Carmakers committed billions of dollars in investments in the past several years, banking on an expansion of the world’s fourth-largest car market. Some new production came online just as the economy entered a recession and inflation quickened to an 11-year high, prompting the central bank to raise interest rates that are sapping consumers’ appetites. Output capacity is now almost double domestic demand.
The downturn stands in contrast to the rosy forecasts of a few years ago when many of the investment decisions were made. Last year, carmaker association Anfavea forecast light-vehicle sales would rise by 1.1 percent to a record.
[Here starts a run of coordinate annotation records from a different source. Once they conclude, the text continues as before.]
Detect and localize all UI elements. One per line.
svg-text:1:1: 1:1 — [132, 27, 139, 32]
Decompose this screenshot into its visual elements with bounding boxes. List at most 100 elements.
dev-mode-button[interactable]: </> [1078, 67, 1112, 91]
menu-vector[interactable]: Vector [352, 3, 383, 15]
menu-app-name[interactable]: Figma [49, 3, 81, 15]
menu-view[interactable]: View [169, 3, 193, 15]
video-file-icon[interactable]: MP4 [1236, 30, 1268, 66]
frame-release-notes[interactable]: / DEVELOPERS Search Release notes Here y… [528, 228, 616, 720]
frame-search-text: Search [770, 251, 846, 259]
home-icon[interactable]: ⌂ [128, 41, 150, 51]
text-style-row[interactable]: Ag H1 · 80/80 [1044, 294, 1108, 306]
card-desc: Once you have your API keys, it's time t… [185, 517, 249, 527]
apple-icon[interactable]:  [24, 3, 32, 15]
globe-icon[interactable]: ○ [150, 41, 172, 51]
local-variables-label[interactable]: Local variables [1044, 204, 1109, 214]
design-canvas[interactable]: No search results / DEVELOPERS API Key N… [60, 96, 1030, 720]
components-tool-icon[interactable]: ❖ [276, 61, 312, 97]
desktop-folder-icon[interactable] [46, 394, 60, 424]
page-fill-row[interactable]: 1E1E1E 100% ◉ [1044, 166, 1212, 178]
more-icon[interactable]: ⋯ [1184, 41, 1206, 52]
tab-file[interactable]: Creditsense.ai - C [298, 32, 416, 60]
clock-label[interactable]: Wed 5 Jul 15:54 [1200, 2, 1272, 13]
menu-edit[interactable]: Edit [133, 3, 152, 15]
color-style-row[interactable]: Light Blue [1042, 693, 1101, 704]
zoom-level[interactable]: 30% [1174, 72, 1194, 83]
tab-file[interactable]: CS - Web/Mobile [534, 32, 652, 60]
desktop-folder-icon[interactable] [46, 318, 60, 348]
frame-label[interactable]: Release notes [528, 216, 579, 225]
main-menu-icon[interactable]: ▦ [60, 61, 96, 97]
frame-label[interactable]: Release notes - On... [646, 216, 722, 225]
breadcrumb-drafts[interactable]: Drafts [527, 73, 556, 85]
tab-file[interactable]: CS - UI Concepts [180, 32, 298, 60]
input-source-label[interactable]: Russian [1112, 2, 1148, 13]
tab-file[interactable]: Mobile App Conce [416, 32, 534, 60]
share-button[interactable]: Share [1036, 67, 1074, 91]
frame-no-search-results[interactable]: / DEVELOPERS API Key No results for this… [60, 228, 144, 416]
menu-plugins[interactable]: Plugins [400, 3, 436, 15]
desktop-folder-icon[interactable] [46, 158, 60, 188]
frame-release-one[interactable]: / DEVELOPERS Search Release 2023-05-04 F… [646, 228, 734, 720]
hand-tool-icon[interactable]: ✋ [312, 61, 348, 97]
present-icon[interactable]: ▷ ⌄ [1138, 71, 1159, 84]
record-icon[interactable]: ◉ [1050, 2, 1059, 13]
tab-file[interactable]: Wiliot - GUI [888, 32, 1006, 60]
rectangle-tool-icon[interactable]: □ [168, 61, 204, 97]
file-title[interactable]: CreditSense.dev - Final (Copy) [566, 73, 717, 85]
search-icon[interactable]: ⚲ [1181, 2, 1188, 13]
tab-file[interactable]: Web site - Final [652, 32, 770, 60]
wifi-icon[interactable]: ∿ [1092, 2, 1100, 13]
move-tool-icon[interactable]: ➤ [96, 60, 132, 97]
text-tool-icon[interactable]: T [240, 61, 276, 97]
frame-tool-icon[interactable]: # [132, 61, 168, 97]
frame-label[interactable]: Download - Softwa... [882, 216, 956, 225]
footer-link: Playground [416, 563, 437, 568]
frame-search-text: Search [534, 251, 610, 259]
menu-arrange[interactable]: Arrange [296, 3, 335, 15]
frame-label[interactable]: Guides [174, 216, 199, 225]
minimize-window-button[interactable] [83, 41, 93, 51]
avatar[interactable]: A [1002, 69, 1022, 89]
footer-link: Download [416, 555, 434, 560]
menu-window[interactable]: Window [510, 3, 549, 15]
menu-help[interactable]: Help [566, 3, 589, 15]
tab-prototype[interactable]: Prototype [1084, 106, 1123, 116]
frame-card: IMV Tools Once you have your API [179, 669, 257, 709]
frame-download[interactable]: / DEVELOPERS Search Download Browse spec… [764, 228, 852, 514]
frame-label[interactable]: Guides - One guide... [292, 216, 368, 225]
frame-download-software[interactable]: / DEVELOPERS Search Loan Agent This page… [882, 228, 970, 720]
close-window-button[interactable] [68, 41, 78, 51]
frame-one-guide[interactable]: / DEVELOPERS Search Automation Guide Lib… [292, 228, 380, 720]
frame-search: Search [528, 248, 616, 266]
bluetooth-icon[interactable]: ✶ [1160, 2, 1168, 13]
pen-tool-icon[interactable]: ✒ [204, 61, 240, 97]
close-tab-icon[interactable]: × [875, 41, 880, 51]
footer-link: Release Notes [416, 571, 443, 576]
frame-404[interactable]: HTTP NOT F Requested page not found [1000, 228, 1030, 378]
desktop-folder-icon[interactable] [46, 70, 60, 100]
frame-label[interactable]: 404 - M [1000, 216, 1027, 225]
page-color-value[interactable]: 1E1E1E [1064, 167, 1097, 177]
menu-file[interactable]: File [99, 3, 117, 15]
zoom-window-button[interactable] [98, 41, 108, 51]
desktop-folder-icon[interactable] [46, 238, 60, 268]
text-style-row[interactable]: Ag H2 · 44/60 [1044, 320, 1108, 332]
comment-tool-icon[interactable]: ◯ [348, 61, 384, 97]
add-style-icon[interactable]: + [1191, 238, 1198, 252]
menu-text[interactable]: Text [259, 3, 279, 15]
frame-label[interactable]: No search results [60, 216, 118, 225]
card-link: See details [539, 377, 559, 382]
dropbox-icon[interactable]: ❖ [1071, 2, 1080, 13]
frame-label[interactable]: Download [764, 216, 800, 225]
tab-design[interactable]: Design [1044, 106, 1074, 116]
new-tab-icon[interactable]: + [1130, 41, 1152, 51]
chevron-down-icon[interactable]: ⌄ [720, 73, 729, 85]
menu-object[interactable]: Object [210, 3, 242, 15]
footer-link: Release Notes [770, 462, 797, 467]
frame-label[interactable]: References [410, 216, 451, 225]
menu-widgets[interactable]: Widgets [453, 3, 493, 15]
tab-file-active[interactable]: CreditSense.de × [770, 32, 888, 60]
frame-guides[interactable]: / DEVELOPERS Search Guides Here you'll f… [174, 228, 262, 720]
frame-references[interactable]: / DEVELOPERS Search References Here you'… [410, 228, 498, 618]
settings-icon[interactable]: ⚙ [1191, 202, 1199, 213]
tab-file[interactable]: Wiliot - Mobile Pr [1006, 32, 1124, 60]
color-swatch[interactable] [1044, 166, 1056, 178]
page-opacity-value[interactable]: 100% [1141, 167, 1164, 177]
Instead, sales dropped 8.3 percent to 3.3 million, and Anfavea expects an additional 13 percent plunge this year. Roland Berger predicts the decline could be as much as 22 percent.
Brazilian annual industrial production has contracted for 13 straight months, with the drop in vehicle manufacturing playing a major role in the decline.
That threatens to further fuel unemployment that reached a three-year high in March. Carmakers already cut their workforce by 8 percent in the 12 months through April, Anfavea said, and Keese sees as many as 10,000 more employees fired this year.
Domestic sales peaked at 3.6 billion in 2012 and won’t rebound to that level until at least 2020, said Guido Vildozo, the Latin America manager for consulting firm IHS Automotive.
There’s a “clear opportunity for numbers to come in a lot worse,” Vildozo said in a telephone interview from Lexington, Massachusetts. “Coming in at a lower number than what we presently have is obviously not in the plans in many of those corporate offices around the world.”
In the first quarter, 250 car dealerships shut down, resulting in the loss of 12,000 jobs, according to Alarico Assumpcao Junior, president of the distributors’ federation, Fenabrave. That figure may reach 40,000 by year-end, he said.
Some carmakers, while making adjustments, are still optimistic.
Ford, VW, Suzuki
“The worst is behind us,” Anfavea President Luiz Moan said in a press conference last week in Sao Paulo. “May and June won’t be good, but they won’t be as bad as the first part of the year.”
Dearborn, Michigan-based Ford confirmed in an e-mail that it temporarily halted production at its Sao Bernardo do Campo factory this month. Germany’s Volkswagen said it put workers on leave at one plant. Japanese carmaker Suzuki also confirmed in an e-mail it suspended one factory and transferred the output to another plant. All three companies cited weaker demand as the reason behind the moves.
Last month, Sergio Marchionne, CEO of Fiat Chrysler Automobiles NV, the biggest carmaker in Brazil, took the stage at its $2.3 billion Jeep facility in Pernambuco state, and recalled when the land was just a sugarcane plantation.
In hindsight, Fiat probably may have been better off leaving the plantation be for a couple more years, said Roland Berger’s Keese. The carmaker’s sales in Brazil dropped 25 percent in April compared with a year earlier.
“This is probably the worst time ever to launch a new vehicle and launch a new factory,” Keese said.